We will stop here, but you can see that we have reduced it to approximately

.33 = 0101010001

Step 3

This part is easy – we simply combine the two portions we have:

58.33 = 111010.0101010001

Step 4

Now we have to shift the values. In this case, because we have a non-zero integer left of the decimal, we will shift left.

111010.0101010001

<— 5

1.110100101010001

This gives us an exponent value of 0101.

IMPORTANT: we must have a sign bit in the exponent, to tell us whether we shifted left or right. In this case, the sign bit is 0, because we shifted left. If we had shifted right, the sign bit would be 1.

Step 5

Finally, we store our final value.

0     0101     110100101010001

And there we have it. In order, we have our sign (0), exponent (0101) and mantissa (110100101010001).

You may have noticed that we’re missing a number. We did not store the 1 to the left of the decimal.

Why? Because we assume it’s there. The computer is designed to put the 1 back when it’s time to work. This saves us one bit, which we use for our sign. Genius, no?

Single and Double Precision

C-based programmers may have seen the data types float and double used in example code. These correlate to the IEEE standards for single and double precision floating point numbers, respectively.

Single precision (float) values are 32-bits long. This is comprised of:

1 sign bit

8 exponent bits

23 mantissa bits

For most cases, this is enough precision, as we can store values at 24 significant bits (equivalent to ~8 significant digits) with…enormous sizes. (Go ahead. Calculate 2^128. We’ll wait.)

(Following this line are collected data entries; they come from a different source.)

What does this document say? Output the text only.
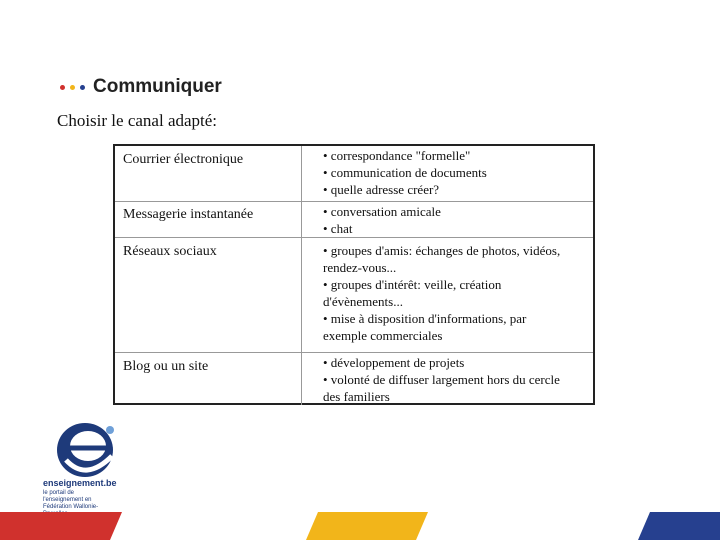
Communiquer
Choisir le canal adapté:
Courrier électronique	• correspondance "formelle"
• communication de documents
• quelle adresse créer?
Messagerie instantanée	• conversation amicale
• chat
Réseaux sociaux	• groupes d'amis: échanges de photos, vidéos, rendez-vous...
• groupes d'intérêt: veille, création d'évènements...
• mise à disposition d'informations, par exemple commerciales
Blog ou un site	• développement de projets
• volonté de diffuser largement hors du cercle des familiers
enseignement.be
le portail de l'enseignement en Fédération Wallonie-
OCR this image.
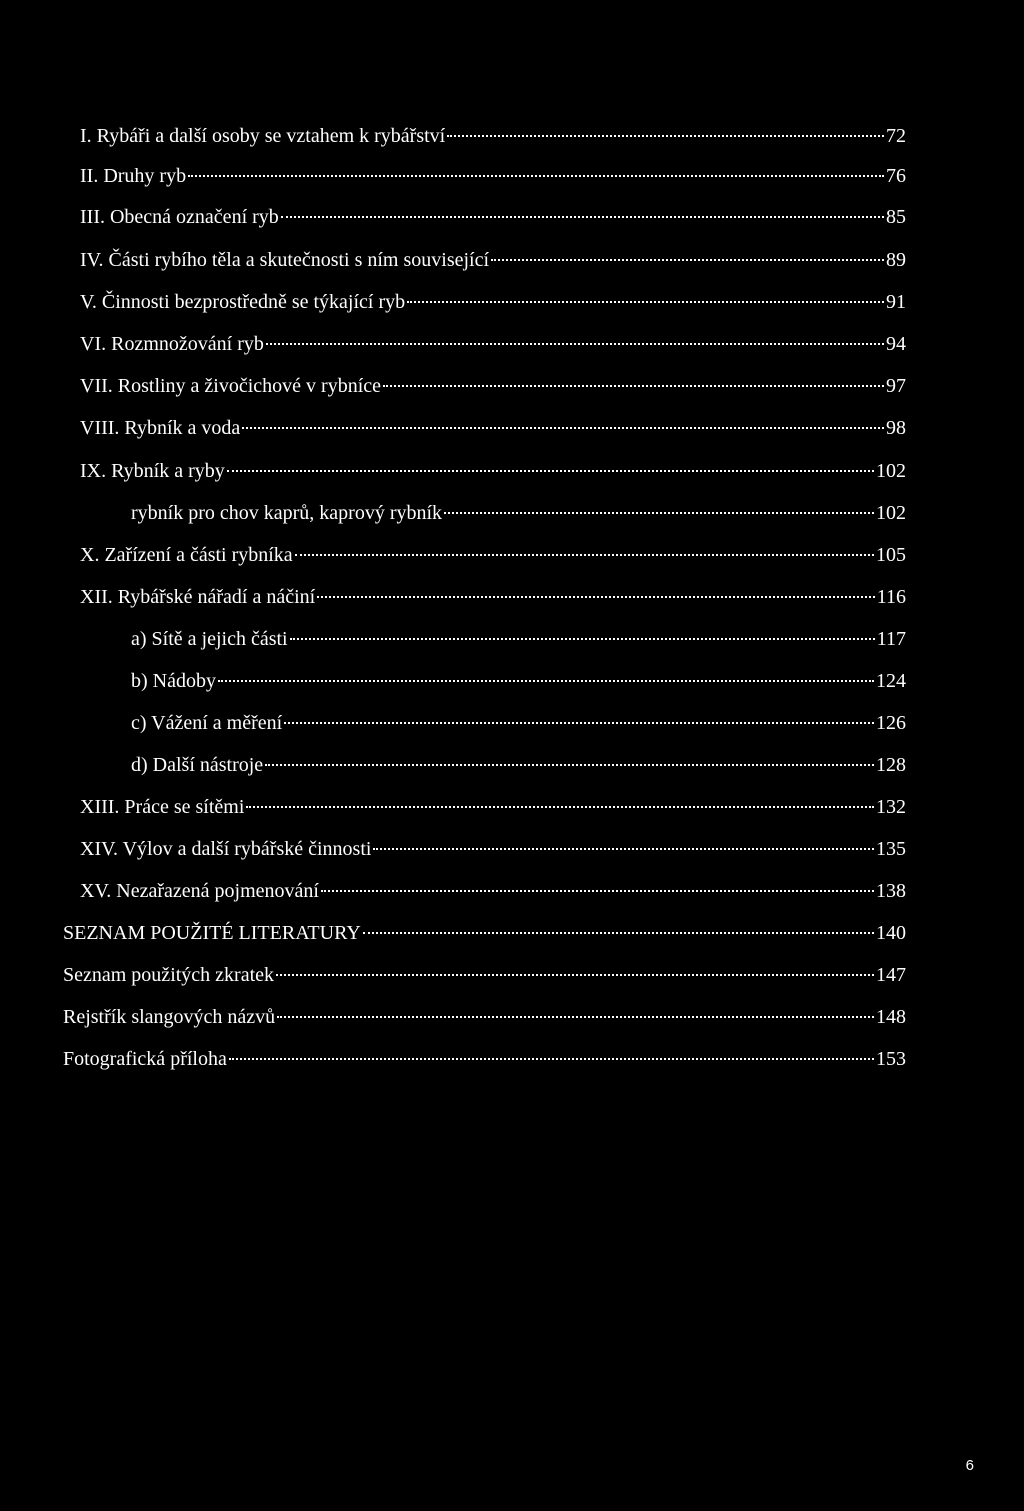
I. Rybáři a další osoby se vztahem k rybářství	72
II. Druhy ryb	76
III. Obecná označení ryb	85
IV. Části rybího těla a skutečnosti s ním související	89
V. Činnosti bezprostředně se týkající ryb	91
VI. Rozmnožování ryb	94
VII. Rostliny a živočichové v rybníce	97
VIII. Rybník a voda	98
IX. Rybník a ryby	102
rybník pro chov kaprů, kaprový rybník	102
X. Zařízení a části rybníka	105
XII. Rybářské nářadí a náčiní	116
a) Sítě a jejich části	117
b) Nádoby	124
c) Vážení a měření	126
d) Další nástroje	128
XIII. Práce se sítěmi	132
XIV. Výlov a další rybářské činnosti	135
XV. Nezařazená pojmenování	138
SEZNAM POUŽITÉ LITERATURY	140
Seznam použitých zkratek	147
Rejstřík slangových názvů	148
Fotografická příloha	153
6
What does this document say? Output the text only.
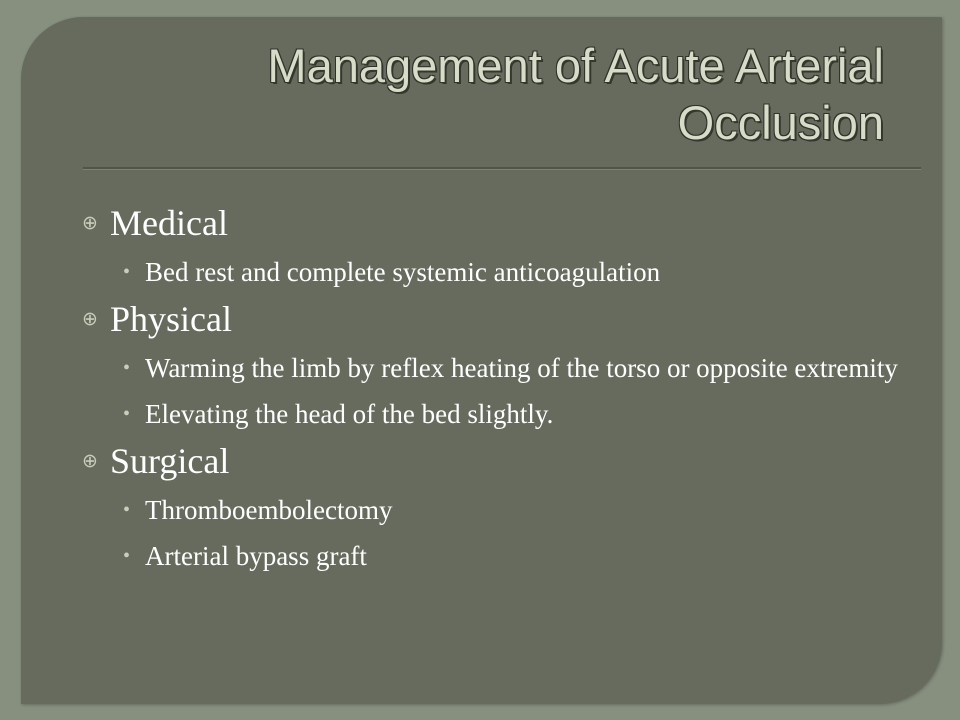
Management of Acute Arterial Occlusion
⊕ Medical
• Bed rest and complete systemic anticoagulation
⊕ Physical
• Warming the limb by reflex heating of the torso or opposite extremity
• Elevating the head of the bed slightly.
⊕ Surgical
• Thromboembolectomy
• Arterial bypass graft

When we need more precision, or more size, we employ double precision (double) values. These 64-bit strings are twice the size of single-precision values, comprised of:

1 sign bit

11 exponent bits

52 mantissa bits

As you can see, this vastly increases our precision (equivalent to ~16 significant digits) and gives us an even larger range of sizes.

Number of Bits: Shorthand

This section is too short to get its own post, but needs to be explained. When we talk about the size of registers, RAM, and storage media, we are talking in large quantities of bits. The following is a list of short-hand ways to express how many bits we are talking about.

Byte – 8 bits

Word – some number of bytes (4 bytes for 32-bit machines, 8 bytes for 64-bit machines is reasonably standard)

Kilobyte – One thousand(ish) bytes

Megabyte – One million(ish) bytes

Gigabyte – One Billion(ish) bytes

Terabyte – One Trillion(ish) bytes

Petabyte – One Quadrillion(ish) bytes

Exabyte – One Quintillion(ish) bytes

You will notice that I put the “ish” qualifier behind every value. That’s because we have an estimating system when we convert between binary and decimal.

If you have practiced counting by powers of two as you should, you might have noticed that 2^10 = 1024. If you tried counting much higher, you might also have noticed that 2^20 = 1048576.

Do you see the system yet? If not, let me spell it out:

2^10 ~= 10^3

Two to the tenth is approximately equal to ten to the third

That means:

10^6 ~= 2^20

10^9 ~= 2^30

10^3n ~= 2^10n

Keep that in mind. I guarantee it will come in handy in your CS career.